Un(L)abashed

Weekly Standard senior writer Matt Labash is about to hit the public radar screen.

Simon & Schuster has just published “Fly-Fishing With Darth Vader,” a collection of articles Labash has written over the past ten years or so. They are, in two words, uniformly excellent.

And now Labash rightly gets his 15 minutes in the self-cleaning oven that is the news media.

(Totally disregard this DOOFCON 4 interview in Esquire, a photo-finish of who’s more annoying: the interviewer or the interviewee.)

Regard, instead, this book review in the Wall Street Journal:

In a just world, Matt Labash would be celebrated as the heir to Tom Wolfe, Hunter Thompson and other writers in the 1960s and 1970s who were corralled under the rubric of “new journalism,” but, well, the world just isn’t just. Like the best of the new-journalism practitioners, Mr. Labash inhabits a story so thoroughly that readers feel as if they’re at his side, seeing events with his sharp eye, privy to his wisecracks, savoring moments when he reels in what feels like the truth.
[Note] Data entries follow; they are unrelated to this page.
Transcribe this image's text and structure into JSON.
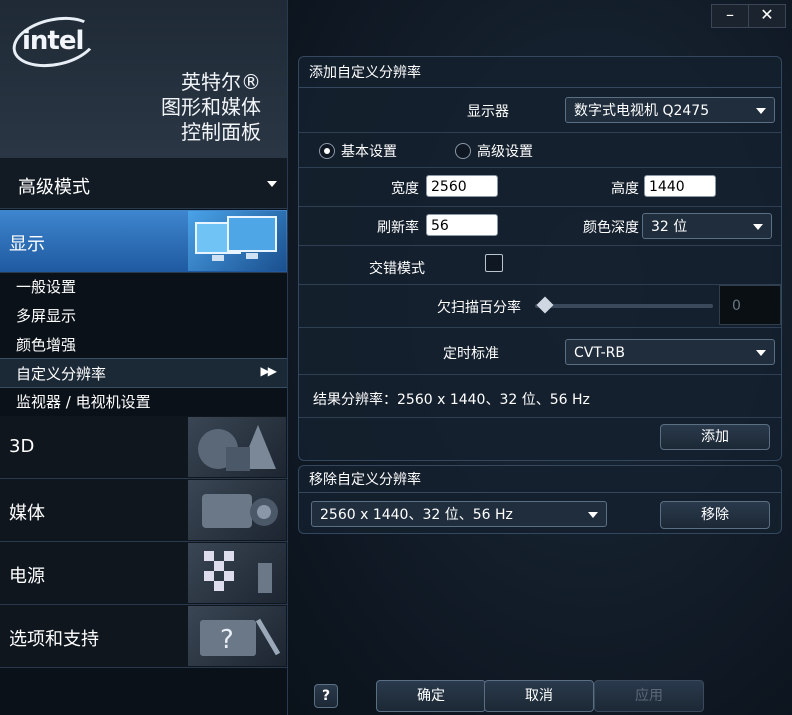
{
  "app": {
    "logo": "intel",
    "title_lines": [
      "英特尔®",
      "图形和媒体",
      "控制面板"
    ]
  },
  "window_controls": {
    "minimize": "–",
    "close": "✕"
  },
  "sidebar": {
    "mode_label": "高级模式",
    "categories": [
      {
        "label": "显示",
        "icon": "display-monitors-icon",
        "active": true
      },
      {
        "label": "3D",
        "icon": "3d-shapes-icon",
        "active": false
      },
      {
        "label": "媒体",
        "icon": "media-camera-icon",
        "active": false
      },
      {
        "label": "电源",
        "icon": "power-flags-icon",
        "active": false
      },
      {
        "label": "选项和支持",
        "icon": "help-toolbox-icon",
        "active": false
      }
    ],
    "display_subitems": [
      {
        "label": "一般设置"
      },
      {
        "label": "多屏显示"
      },
      {
        "label": "颜色增强"
      },
      {
        "label": "自定义分辨率",
        "selected": true,
        "arrows": "▶▶"
      },
      {
        "label": "监视器 / 电视机设置"
      }
    ]
  },
  "add_panel": {
    "title": "添加自定义分辨率",
    "display_label": "显示器",
    "display_value": "数字式电视机 Q2475",
    "basic_label": "基本设置",
    "advanced_label": "高级设置",
    "basic_selected": true,
    "width_label": "宽度",
    "width_value": "2560",
    "height_label": "高度",
    "height_value": "1440",
    "refresh_label": "刷新率",
    "refresh_value": "56",
    "color_depth_label": "颜色深度",
    "color_depth_value": "32 位",
    "interlace_label": "交错模式",
    "interlace_checked": false,
    "underscan_label": "欠扫描百分率",
    "underscan_value": "0",
    "underscan_fraction": 0,
    "timing_label": "定时标准",
    "timing_value": "CVT-RB",
    "result_text": "结果分辨率：2560 x 1440、32 位、56 Hz",
    "add_button": "添加"
  },
  "remove_panel": {
    "title": "移除自定义分辨率",
    "selected": "2560 x 1440、32 位、56 Hz",
    "remove_button": "移除"
  },
  "footer": {
    "help": "?",
    "ok": "确定",
    "cancel": "取消",
    "apply": "应用"
  }
}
Sure, executing long-form journalism at this high level has about it a whiff of the Civil War re-enactment—an almost perfect evocation of a bygone era!—but there is also a certain thrilling defiance, displayed by both the writer and the magazine that lets him plow ahead, page after page.

Yes, mad props to the Weekly Standard for letting Labash run amok all these years.

For the past decade, Matt Labash’s work has been a private club for a select group of readers, including the hardworking staff at Campaign Outsider (see here and here).

Now he’s going mainstream.

Don’t let the marble pillars get you, Matt.